Vegan Superfood Packed Ice Cream
- 1 can coconut milk (refrigerated overnight)
- 1/2 tablespoon turbinado sugar (any sugar is fine)
- 1/2 teaspoon vanilla extract
- 3 frozen, ripe, sliced bananas
- 1/4 cup milk of choice (I used an almond/coconut milk blend)
- 1.5 teaspoons matcha green tea powder
- 2 teaspoons turbinado sugar (coconut sugar fine too)
- pineapple chunks or your favorite fruit (optional)

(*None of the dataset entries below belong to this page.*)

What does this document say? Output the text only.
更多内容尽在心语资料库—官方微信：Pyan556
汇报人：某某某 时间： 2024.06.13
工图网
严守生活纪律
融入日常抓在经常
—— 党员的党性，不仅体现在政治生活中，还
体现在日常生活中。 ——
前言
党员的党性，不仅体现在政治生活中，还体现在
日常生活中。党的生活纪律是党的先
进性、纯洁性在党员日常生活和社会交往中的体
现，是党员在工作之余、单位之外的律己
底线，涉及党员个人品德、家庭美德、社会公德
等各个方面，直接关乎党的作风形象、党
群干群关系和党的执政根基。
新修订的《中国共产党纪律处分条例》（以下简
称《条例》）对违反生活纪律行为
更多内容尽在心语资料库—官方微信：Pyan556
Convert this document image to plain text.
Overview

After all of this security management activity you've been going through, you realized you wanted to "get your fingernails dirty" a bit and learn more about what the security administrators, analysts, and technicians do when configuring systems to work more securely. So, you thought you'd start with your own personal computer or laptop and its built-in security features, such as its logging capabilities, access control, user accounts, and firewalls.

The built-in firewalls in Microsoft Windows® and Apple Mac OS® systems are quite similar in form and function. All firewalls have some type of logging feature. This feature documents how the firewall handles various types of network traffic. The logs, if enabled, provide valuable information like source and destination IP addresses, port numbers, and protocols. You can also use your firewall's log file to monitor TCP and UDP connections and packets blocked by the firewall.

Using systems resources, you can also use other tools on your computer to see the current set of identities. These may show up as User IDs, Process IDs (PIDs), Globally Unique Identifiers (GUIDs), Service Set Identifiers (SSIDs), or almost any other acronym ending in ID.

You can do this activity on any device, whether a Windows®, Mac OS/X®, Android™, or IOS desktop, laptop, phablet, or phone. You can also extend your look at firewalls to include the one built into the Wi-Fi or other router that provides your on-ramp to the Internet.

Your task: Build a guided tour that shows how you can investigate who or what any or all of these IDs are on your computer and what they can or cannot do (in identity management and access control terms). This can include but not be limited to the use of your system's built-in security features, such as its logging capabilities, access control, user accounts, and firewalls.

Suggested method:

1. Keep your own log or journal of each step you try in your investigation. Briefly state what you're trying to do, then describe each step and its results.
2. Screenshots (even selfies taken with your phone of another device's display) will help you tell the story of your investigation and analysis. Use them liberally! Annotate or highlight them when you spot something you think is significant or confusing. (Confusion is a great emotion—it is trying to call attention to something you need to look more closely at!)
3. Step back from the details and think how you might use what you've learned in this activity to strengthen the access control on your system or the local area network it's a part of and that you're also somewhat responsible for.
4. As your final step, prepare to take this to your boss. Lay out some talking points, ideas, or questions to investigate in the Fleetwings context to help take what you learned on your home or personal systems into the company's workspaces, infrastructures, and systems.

- In a small bowl, prepare the coconut whipped cream. Remove coconut milk can from refrigerator and remove top. While in the fridge, the milk separated from the water on the bottom. We will only be using the white creamy part on the top. Save the coconut water on the bottom for a smoothie! Scoop out the white part into a medium-sized bowl. Add the sugar and vanilla and whisk until smooth and creamy like whipped cream. (You can also use a hand blender) Can be placed back in refrigerator, covered, until the nice cream is ready.
- In a food processor, add frozen banana slices and milk. Blend until smooth and creamy. Add in matcha powder (adjust to taste, if needed) and sugar and blend until powder is thoroughly mixed in. Scoop into mason jar or bowl.
- Remove coconut whip from refrigerator and layer on top. Layer on pineapple chunks.